Now, I know your question wasn’t about helping yourself forgive, but about facilitating that process in others. So how can we use the principles I outlined above to influence others to forgive? First, don’t rush them. That just distracts them from experiencing the pain that could motivate them to change. Second, acknowledge their pain. Affirm the parts of their story you agree with and the hurt they legitimately feel. Third, invite motivation. Let them know you miss the family gatherings and guess they do, too. Tell them you think there is a way back to the former intimacy if they are open to discussion. Then be patient again. Periodically reaffirm the invitation, but don’t badger. When they’re ready, they’ll let you know.

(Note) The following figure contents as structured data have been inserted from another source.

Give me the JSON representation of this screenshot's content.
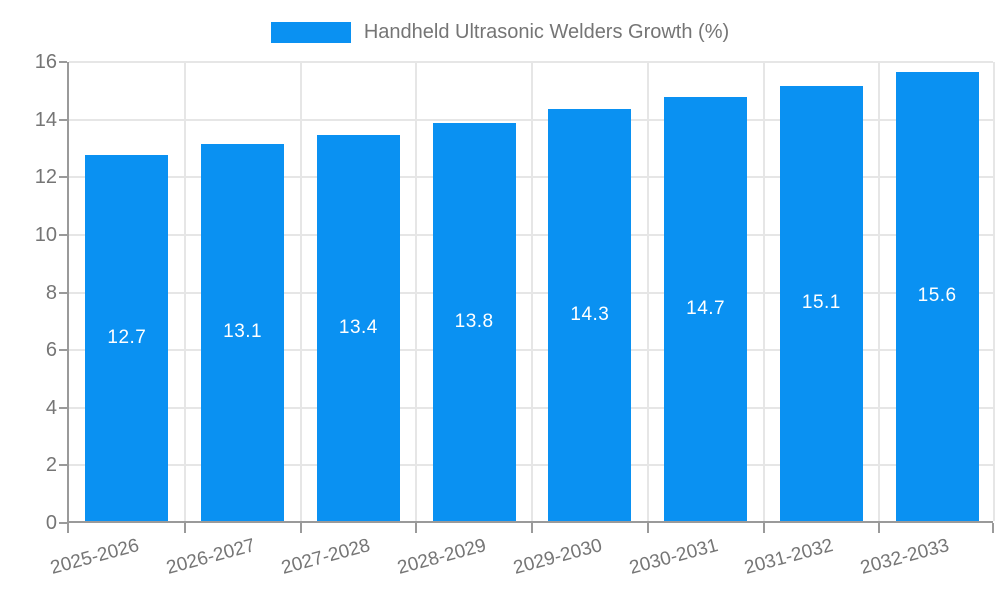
{
  "legend": {
    "label": "Handheld Ultrasonic Welders Growth (%)"
  },
  "chart_data": {
    "type": "bar",
    "title": "",
    "series_name": "Handheld Ultrasonic Welders Growth (%)",
    "categories": [
      "2025-2026",
      "2026-2027",
      "2027-2028",
      "2028-2029",
      "2029-2030",
      "2030-2031",
      "2031-2032",
      "2032-2033"
    ],
    "values": [
      12.7,
      13.1,
      13.4,
      13.8,
      14.3,
      14.7,
      15.1,
      15.6
    ],
    "xlabel": "",
    "ylabel": "",
    "ylim": [
      0,
      16
    ],
    "yticks": [
      0,
      2,
      4,
      6,
      8,
      10,
      12,
      14,
      16
    ],
    "grid": true,
    "legend_position": "top-center",
    "value_label_position": "inside-middle"
  },
  "colors": {
    "bar": "#0A91F2",
    "bar_label": "#FFFFFF",
    "axis_line": "#9A9A9A",
    "gridline": "#E6E6E6",
    "tick_label": "#757575",
    "legend_text": "#757575",
    "background": "#FFFFFF"
  }
}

One of two things might happen if you are patient and supportive. First, your family members may just bury the past and reconnect without resolving anything. Perhaps this is an acceptable compromise if all are happy with it. Second, they may respond to your invitation to help. If they take the second route, this will be your big opportunity for a crucial conversation. I’d suggest you invite them to share their story, then request the chance to share a different view of things. Be clear up front that your intent is to help them see what happened differently so they can feel differently, and gain their consent for this process before you dive into it. If they seem resistant, withdraw and assure them you aren’t trying to force your view on them. If they are going to change their minds, they will have to invite your influence in doing so.

Our judgments or demands of others won’t drive out their stories—just like hate cannot drive out hate and darkness cannot drive out darkness—only love and light can do that. While I don’t think there is any special brilliance in these modest suggestions, I hope you discern the heart of them—patience, love, and an appeal to what they really want is the only path to helping people reappraise their stories and reconnect with loved ones.